The History of Leith

January 28, 2012

The murder of Bailie John Macmorran

In the inner part of Riddell’s Close stands the house of Bailie John Macmorran, whose tragic death made a great stir at its time, threw the city into painful excitement, and tarnished the reputation of the famous old High School. The conduct of the scholars there had been bad and turbulent for some years, but it reached a climax on the 15th of September, 1595. On a week’s holiday
being refused, the boys were so exasperated, being, chiefly ” gentilmane’s bairnes,” that they formed a compact for vengeance in the true spirit of the age; and, armed with swords and pistols, took
possession at midnight of the ancient school in the Blackfriars Gardens, and declining to admit the masters or any one else, made preparation to stand a siege, setting all authority at defiance.

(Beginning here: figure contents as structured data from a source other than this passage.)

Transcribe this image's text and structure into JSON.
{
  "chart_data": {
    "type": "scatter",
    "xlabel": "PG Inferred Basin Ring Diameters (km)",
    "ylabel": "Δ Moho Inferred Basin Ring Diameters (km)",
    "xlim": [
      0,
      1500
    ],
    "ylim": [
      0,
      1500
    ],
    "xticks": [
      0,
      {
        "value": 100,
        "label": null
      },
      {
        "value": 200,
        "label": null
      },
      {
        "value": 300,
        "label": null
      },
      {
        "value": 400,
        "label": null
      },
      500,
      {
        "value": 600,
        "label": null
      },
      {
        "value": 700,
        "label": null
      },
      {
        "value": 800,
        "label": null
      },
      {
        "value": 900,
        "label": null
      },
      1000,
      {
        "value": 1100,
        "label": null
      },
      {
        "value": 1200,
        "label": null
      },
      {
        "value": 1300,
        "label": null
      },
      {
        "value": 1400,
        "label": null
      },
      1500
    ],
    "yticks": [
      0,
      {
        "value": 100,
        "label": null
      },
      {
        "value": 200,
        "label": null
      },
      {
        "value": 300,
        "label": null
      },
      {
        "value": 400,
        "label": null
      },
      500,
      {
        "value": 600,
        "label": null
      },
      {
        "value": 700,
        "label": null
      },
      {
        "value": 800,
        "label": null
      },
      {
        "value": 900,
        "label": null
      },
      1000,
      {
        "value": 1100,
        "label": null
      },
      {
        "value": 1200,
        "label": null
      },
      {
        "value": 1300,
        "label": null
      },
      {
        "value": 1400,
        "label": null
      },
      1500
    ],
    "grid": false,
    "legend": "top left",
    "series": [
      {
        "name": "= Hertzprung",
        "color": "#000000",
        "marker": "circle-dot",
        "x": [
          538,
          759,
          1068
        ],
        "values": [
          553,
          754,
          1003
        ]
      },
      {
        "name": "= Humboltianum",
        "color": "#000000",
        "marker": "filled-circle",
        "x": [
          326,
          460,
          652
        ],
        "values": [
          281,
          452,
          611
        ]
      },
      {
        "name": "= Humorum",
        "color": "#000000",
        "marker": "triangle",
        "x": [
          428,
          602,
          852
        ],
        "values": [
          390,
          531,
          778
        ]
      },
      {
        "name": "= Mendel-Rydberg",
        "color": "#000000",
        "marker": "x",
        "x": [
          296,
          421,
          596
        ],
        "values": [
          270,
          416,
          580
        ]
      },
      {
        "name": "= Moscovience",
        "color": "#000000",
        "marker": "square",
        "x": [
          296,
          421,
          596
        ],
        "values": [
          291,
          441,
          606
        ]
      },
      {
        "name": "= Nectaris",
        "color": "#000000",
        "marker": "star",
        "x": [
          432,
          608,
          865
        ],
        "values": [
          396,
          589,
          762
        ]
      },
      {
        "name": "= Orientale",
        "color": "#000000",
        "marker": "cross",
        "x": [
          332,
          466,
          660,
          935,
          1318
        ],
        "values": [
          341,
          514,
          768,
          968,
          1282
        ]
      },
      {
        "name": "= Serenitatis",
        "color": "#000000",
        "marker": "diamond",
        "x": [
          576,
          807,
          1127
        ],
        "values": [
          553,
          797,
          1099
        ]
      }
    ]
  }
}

The doors were not only shut but barricaded and strongly guarded within; all attempts to storm the boy-garrison proved impracticable, and all efforts at reconciliation were unavailing. The Town
Council lost patience, and sent Bailie John. Macmorran, one of the wealthiest merchants in, the city (though he had begun life as a servant to the Regent Morton), with a posse of city officers,
to enforce” the peace. On their appearance in the school-yard the boys became simply outrageous, and mocked them as ” buttery carles,” daring any one to approach at his peril. ” To the point likely
to be first attacked,” says Steven, in his history of the school, ” they were observed to throng in a highly excited state, and each seemed to vie with his fellow in threatening instant death to the man who should forcibly attempt to displace them.

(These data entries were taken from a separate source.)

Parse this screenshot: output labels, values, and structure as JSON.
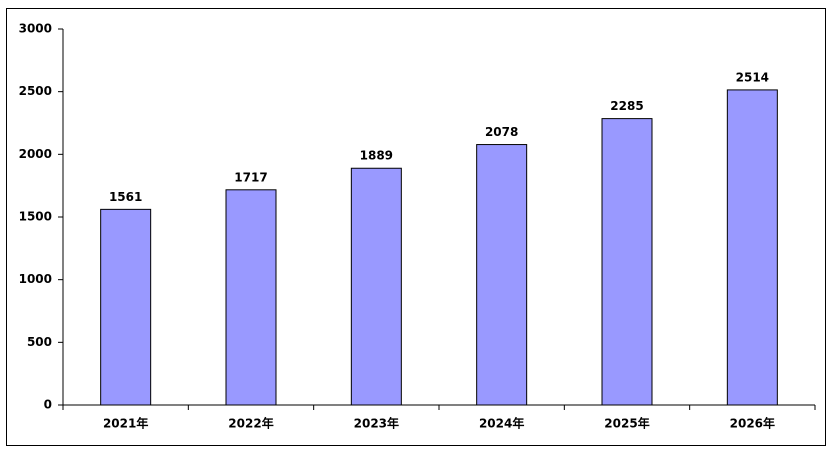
{
  "chart_data": {
    "type": "bar",
    "categories": [
      "2021年",
      "2022年",
      "2023年",
      "2024年",
      "2025年",
      "2026年"
    ],
    "values": [
      1561,
      1717,
      1889,
      2078,
      2285,
      2514
    ],
    "color": "#9999ff",
    "ylim": [
      0,
      3000
    ],
    "yticks": [
      0,
      500,
      1000,
      1500,
      2000,
      2500,
      3000
    ],
    "grid": false
  }
}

William Sinclair, son of the Chancellor of Caithness,, had taken a conspicuous share in this barring out, and he now appeared foremost, encouraging his confederates,” and stood at a window overlooking one of the entrances which the Bailie ordered the officers to force, by using a long beam as a battering ram, and he had nearly accomplished his perilous purpose, when a ball in the forehead from Sinclair’s pistol slew him on the spot, and he fell on his back.
Panic-stricken, the boys surrendered. Some effected their escape, and others, including Sinclair and the sons of Murray of Springiedale, and Pringle of Whitebank, were thrown into prison. Macmorran’s family were too rich to be bribed, and clamoured that they would have blood for blood.
On the ether hand, “friends threatened death to all the people of Edinburgh if they did the child any harm, saying they were not wise who meddled with scholars, especially gentlemen’s sons” and Lord Sinclair, as chief of the family to which the young culprit belonged, moved boldly in his behalf, and procured the intercession of King James with the magistrates, and in the end all the accused got free, including the slayer of the Bailie, who lived to become Sir William Sinclair of Mey, in 1631, and the husband of Catherine Ross, of Balnagowan, and from them the present Earls of Caithness are descended.